The co-producing part hadn’t worked out, so I tried even harder to make the co-directing part work. I’d never co-directed, and it didn’t seem like a good idea to me – people need to know who is in charge. Nevertheless, there’s more to directing than that. Like my man, Alfred Hitchcock, I was an adherent of storyboarding, and I drew crude little drawings of every shot. As many times as I asked him, which was many, Scott would not have anything to do with storyboards. So, I conceived and drew them all. During production, I operated the camera, and Scott played the part of the incompetent chef. And knowing that I was taking on too many jobs, I called Tim Philo, who had just shot Evil Dead, and he came in and lit a lot of the film.
The production line system that Bruce and I devised worked perfectly – because that’s the way movies are made; we didn’t devise anything; we just did it properly.
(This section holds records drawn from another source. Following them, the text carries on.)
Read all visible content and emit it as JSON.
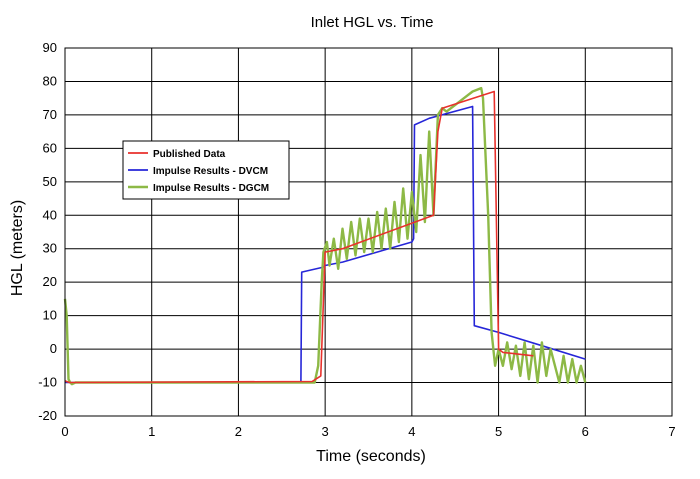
{
  "chart_data": {
    "type": "line",
    "title": "Inlet HGL vs. Time",
    "xlabel": "Time (seconds)",
    "ylabel": "HGL (meters)",
    "xlim": [
      0,
      7
    ],
    "ylim": [
      -20,
      90
    ],
    "xticks": [
      0,
      1,
      2,
      3,
      4,
      5,
      6,
      7
    ],
    "yticks": [
      -20,
      -10,
      0,
      10,
      20,
      30,
      40,
      50,
      60,
      70,
      80,
      90
    ],
    "grid": true,
    "legend": "upper-left",
    "series": [
      {
        "name": "Published Data",
        "color": "#e8312c",
        "points": [
          [
            0,
            -9.5
          ],
          [
            0.05,
            -10
          ],
          [
            2.85,
            -9.7
          ],
          [
            2.95,
            -8
          ],
          [
            3.0,
            29
          ],
          [
            3.2,
            30
          ],
          [
            4.25,
            40
          ],
          [
            4.3,
            65
          ],
          [
            4.35,
            72
          ],
          [
            4.95,
            77
          ],
          [
            5.0,
            0
          ],
          [
            5.05,
            -1
          ],
          [
            5.4,
            -2
          ]
        ]
      },
      {
        "name": "Impulse Results - DVCM",
        "color": "#2626d8",
        "points": [
          [
            0,
            -10
          ],
          [
            2.72,
            -10
          ],
          [
            2.73,
            23
          ],
          [
            2.98,
            24.5
          ],
          [
            3.0,
            25
          ],
          [
            3.2,
            26
          ],
          [
            4.0,
            32
          ],
          [
            4.02,
            33
          ],
          [
            4.03,
            67
          ],
          [
            4.2,
            69
          ],
          [
            4.7,
            72.5
          ],
          [
            4.72,
            7
          ],
          [
            5.0,
            5
          ],
          [
            5.5,
            1
          ],
          [
            6.0,
            -3
          ]
        ]
      },
      {
        "name": "Impulse Results - DGCM",
        "color": "#8db946",
        "points": [
          [
            0,
            15
          ],
          [
            0.02,
            10
          ],
          [
            0.04,
            -9
          ],
          [
            0.06,
            -10
          ],
          [
            0.08,
            -10.5
          ],
          [
            0.12,
            -10
          ],
          [
            2.8,
            -10
          ],
          [
            2.88,
            -10
          ],
          [
            2.92,
            -5
          ],
          [
            2.96,
            20
          ],
          [
            2.98,
            29
          ],
          [
            3.02,
            32
          ],
          [
            3.05,
            25
          ],
          [
            3.1,
            33
          ],
          [
            3.15,
            24
          ],
          [
            3.2,
            36
          ],
          [
            3.25,
            27
          ],
          [
            3.3,
            38
          ],
          [
            3.35,
            28
          ],
          [
            3.4,
            39
          ],
          [
            3.45,
            29
          ],
          [
            3.5,
            39
          ],
          [
            3.55,
            29
          ],
          [
            3.6,
            41
          ],
          [
            3.65,
            30
          ],
          [
            3.7,
            42
          ],
          [
            3.75,
            30
          ],
          [
            3.8,
            44
          ],
          [
            3.85,
            32
          ],
          [
            3.9,
            48
          ],
          [
            3.95,
            33
          ],
          [
            4.0,
            47
          ],
          [
            4.05,
            35
          ],
          [
            4.1,
            58
          ],
          [
            4.15,
            38
          ],
          [
            4.2,
            65
          ],
          [
            4.25,
            40
          ],
          [
            4.3,
            70
          ],
          [
            4.35,
            72
          ],
          [
            4.4,
            71
          ],
          [
            4.5,
            73
          ],
          [
            4.6,
            75
          ],
          [
            4.7,
            77
          ],
          [
            4.8,
            78
          ],
          [
            4.82,
            75
          ],
          [
            4.88,
            40
          ],
          [
            4.92,
            5
          ],
          [
            4.96,
            -5
          ],
          [
            5.0,
            0
          ],
          [
            5.05,
            -5
          ],
          [
            5.1,
            2
          ],
          [
            5.15,
            -6
          ],
          [
            5.2,
            1
          ],
          [
            5.25,
            -8
          ],
          [
            5.3,
            2
          ],
          [
            5.35,
            -9
          ],
          [
            5.4,
            1
          ],
          [
            5.45,
            -10
          ],
          [
            5.5,
            2
          ],
          [
            5.55,
            -8
          ],
          [
            5.6,
            0
          ],
          [
            5.7,
            -10
          ],
          [
            5.75,
            -2
          ],
          [
            5.8,
            -10
          ],
          [
            5.85,
            -3
          ],
          [
            5.9,
            -10
          ],
          [
            5.95,
            -5
          ],
          [
            6.0,
            -10
          ]
        ]
      }
    ]
  }
}
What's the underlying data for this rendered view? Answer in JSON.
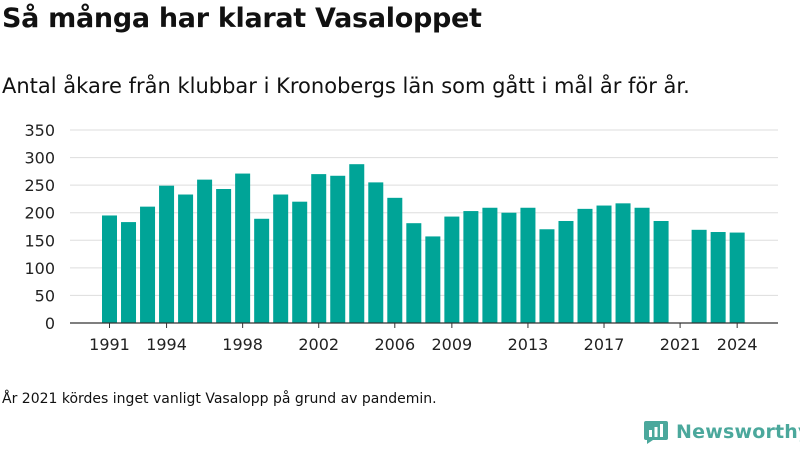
{
  "header": {
    "title": "Så många har klarat Vasaloppet",
    "subtitle": "Antal åkare från klubbar i Kronobergs län som gått i mål år för år."
  },
  "footer": {
    "note": "År 2021 kördes inget vanligt Vasalopp på grund av pandemin.",
    "brand": "Newsworthy",
    "brand_icon": "newsworthy-logo-icon"
  },
  "colors": {
    "bar": "#00a497",
    "grid": "#dddddd",
    "axis": "#333333",
    "brand": "#4ba89c"
  },
  "chart_data": {
    "type": "bar",
    "title": "Så många har klarat Vasaloppet",
    "subtitle": "Antal åkare från klubbar i Kronobergs län som gått i mål år för år.",
    "xlabel": "",
    "ylabel": "",
    "ylim": [
      0,
      350
    ],
    "yticks": [
      0,
      50,
      100,
      150,
      200,
      250,
      300,
      350
    ],
    "xticks": [
      1991,
      1994,
      1998,
      2002,
      2006,
      2009,
      2013,
      2017,
      2021,
      2024
    ],
    "grid": true,
    "legend": "none",
    "categories": [
      1991,
      1992,
      1993,
      1994,
      1995,
      1996,
      1997,
      1998,
      1999,
      2000,
      2001,
      2002,
      2003,
      2004,
      2005,
      2006,
      2007,
      2008,
      2009,
      2010,
      2011,
      2012,
      2013,
      2014,
      2015,
      2016,
      2017,
      2018,
      2019,
      2020,
      2021,
      2022,
      2023,
      2024
    ],
    "values": [
      195,
      183,
      211,
      249,
      233,
      260,
      243,
      271,
      189,
      233,
      220,
      270,
      267,
      288,
      255,
      227,
      181,
      157,
      193,
      203,
      209,
      200,
      209,
      170,
      185,
      207,
      213,
      217,
      209,
      185,
      null,
      169,
      165,
      164
    ]
  }
}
Unless Scott was in the scene, he was never there where I was shooting. Instead, and it’s really important, particularly on a comedy, and ultra-particularly on a night shoot, Scott kept the whole cast laughing. When it came time to shoot their scenes, they were in all in upbeat, funny moods.
Movie scheduling is just like this, but somebody is often going to get screwed. On this film it was Sam, and Bruce and I didn’t do it on purpose, but someone has to go last. Sam had been as patient as was humanly possible. Now we woke him up out of a dead sleep, shoved him straight into a wacky, wild, goofball comedy, and shot all of his scenes in a row. Luckily for Sam, he always looks like he was just woken up, and because he’s a pro he pulled off his schticks, but to me he looks brain dead.
Scott and I were able to get our mojo back during editing. I assembled the whole film, which went together better than any movie I had ever made previously. I then handed it over to Scott, and he trimmed it all down and made it as snappy as it could be. It’s 16-minutes long, and it came out pretty well. Bruce is great, as always. And it was good enough for me and Scott to immediately decide to make another comedy short. Only this time we were going to splurge and shoot in 16mm.